A prominent La Jolla resident, who does not want her name used, knows what led Wells Fargo down the crooked path: management hubris.
In 2009, her daughter was headed for college. Mother and daughter went to Wells Fargo, where the family had banked for years. They were told (erroneously, as it turned out) that if the daughter exceeded her debit card balance, her card would be automatically refused. It didn't work out that way. She made many small purchases with the card. Soon, the daughter got a bank statement indicating she was being charged $35 per overdraft, and owed Wells Fargo $260 in overdraft charges on $11.94 of purchases.

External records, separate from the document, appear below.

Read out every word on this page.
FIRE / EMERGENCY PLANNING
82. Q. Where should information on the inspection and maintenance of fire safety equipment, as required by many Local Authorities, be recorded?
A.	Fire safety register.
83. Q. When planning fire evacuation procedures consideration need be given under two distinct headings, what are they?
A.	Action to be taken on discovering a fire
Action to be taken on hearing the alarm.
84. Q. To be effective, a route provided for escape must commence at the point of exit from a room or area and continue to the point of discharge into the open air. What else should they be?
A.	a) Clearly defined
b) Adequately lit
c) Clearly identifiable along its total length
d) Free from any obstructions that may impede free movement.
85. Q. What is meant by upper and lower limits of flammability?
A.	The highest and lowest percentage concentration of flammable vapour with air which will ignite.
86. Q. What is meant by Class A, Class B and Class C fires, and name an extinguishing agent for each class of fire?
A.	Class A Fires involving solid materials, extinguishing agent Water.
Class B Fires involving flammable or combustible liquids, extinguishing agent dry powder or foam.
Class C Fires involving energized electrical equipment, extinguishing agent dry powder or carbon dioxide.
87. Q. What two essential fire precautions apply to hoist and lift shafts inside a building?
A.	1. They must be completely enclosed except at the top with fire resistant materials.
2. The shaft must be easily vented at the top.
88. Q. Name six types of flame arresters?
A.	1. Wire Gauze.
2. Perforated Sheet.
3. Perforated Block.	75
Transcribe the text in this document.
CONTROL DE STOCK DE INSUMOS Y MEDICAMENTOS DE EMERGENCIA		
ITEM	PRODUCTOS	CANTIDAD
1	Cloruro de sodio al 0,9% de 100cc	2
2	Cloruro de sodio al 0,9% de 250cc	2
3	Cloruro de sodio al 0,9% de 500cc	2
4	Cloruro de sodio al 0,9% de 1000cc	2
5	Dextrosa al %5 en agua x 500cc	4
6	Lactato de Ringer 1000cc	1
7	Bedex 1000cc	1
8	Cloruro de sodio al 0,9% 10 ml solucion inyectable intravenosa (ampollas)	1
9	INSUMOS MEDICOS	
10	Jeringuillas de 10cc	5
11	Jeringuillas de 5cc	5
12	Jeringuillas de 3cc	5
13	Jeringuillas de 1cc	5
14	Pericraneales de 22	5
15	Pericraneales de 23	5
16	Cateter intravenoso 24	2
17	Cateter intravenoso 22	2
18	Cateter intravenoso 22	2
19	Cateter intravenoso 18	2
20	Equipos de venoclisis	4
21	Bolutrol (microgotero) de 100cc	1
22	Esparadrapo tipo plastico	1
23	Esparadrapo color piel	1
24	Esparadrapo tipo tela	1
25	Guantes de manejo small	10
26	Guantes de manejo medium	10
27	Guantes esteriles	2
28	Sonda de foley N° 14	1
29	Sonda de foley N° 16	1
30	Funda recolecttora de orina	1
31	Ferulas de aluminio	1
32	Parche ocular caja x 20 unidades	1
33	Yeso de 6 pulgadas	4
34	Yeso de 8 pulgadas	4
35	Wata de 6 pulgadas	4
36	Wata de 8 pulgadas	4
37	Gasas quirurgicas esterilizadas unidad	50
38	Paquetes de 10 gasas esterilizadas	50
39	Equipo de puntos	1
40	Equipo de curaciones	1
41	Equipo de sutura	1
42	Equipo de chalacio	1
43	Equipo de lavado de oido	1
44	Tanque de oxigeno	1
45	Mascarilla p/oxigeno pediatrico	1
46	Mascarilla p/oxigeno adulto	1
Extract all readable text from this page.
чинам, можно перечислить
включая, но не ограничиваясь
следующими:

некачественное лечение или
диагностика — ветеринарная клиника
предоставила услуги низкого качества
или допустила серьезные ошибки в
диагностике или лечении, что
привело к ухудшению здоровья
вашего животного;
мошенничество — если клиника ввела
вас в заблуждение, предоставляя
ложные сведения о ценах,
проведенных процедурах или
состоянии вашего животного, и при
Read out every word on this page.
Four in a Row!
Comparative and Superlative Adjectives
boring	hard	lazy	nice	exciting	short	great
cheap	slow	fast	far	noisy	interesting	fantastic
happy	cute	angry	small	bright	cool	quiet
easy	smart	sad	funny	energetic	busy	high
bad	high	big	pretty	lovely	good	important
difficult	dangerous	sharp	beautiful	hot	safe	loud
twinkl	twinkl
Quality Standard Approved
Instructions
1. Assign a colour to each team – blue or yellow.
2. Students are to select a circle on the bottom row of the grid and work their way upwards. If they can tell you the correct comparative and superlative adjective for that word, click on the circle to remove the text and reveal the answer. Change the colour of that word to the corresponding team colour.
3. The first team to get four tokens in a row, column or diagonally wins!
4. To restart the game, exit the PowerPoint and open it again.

Indignantly, the mother went to the bank. A customer service representative took off one of the overdraft charges, but the daughter still owed 20 times the amount of her purchase. By registered mail, the mother wrote the Wells Fargo chairman, the predecessor of the chairman who swiftly departed this week. The mother heard from no one at Wells.
The mother was a good friend of one of La Jolla's most prominent citizens, now deceased. That lady was a good friend of the Wells regional manager. So the mother wrote the regional manager. Once again, Wells Fargo did not reply.
At one point in her ordeal, the mother was told by a Wells employee, "We have the right to do this." Says the mother, "Having the right and doing what is right are two different things." The family pulled its accounts from Wells.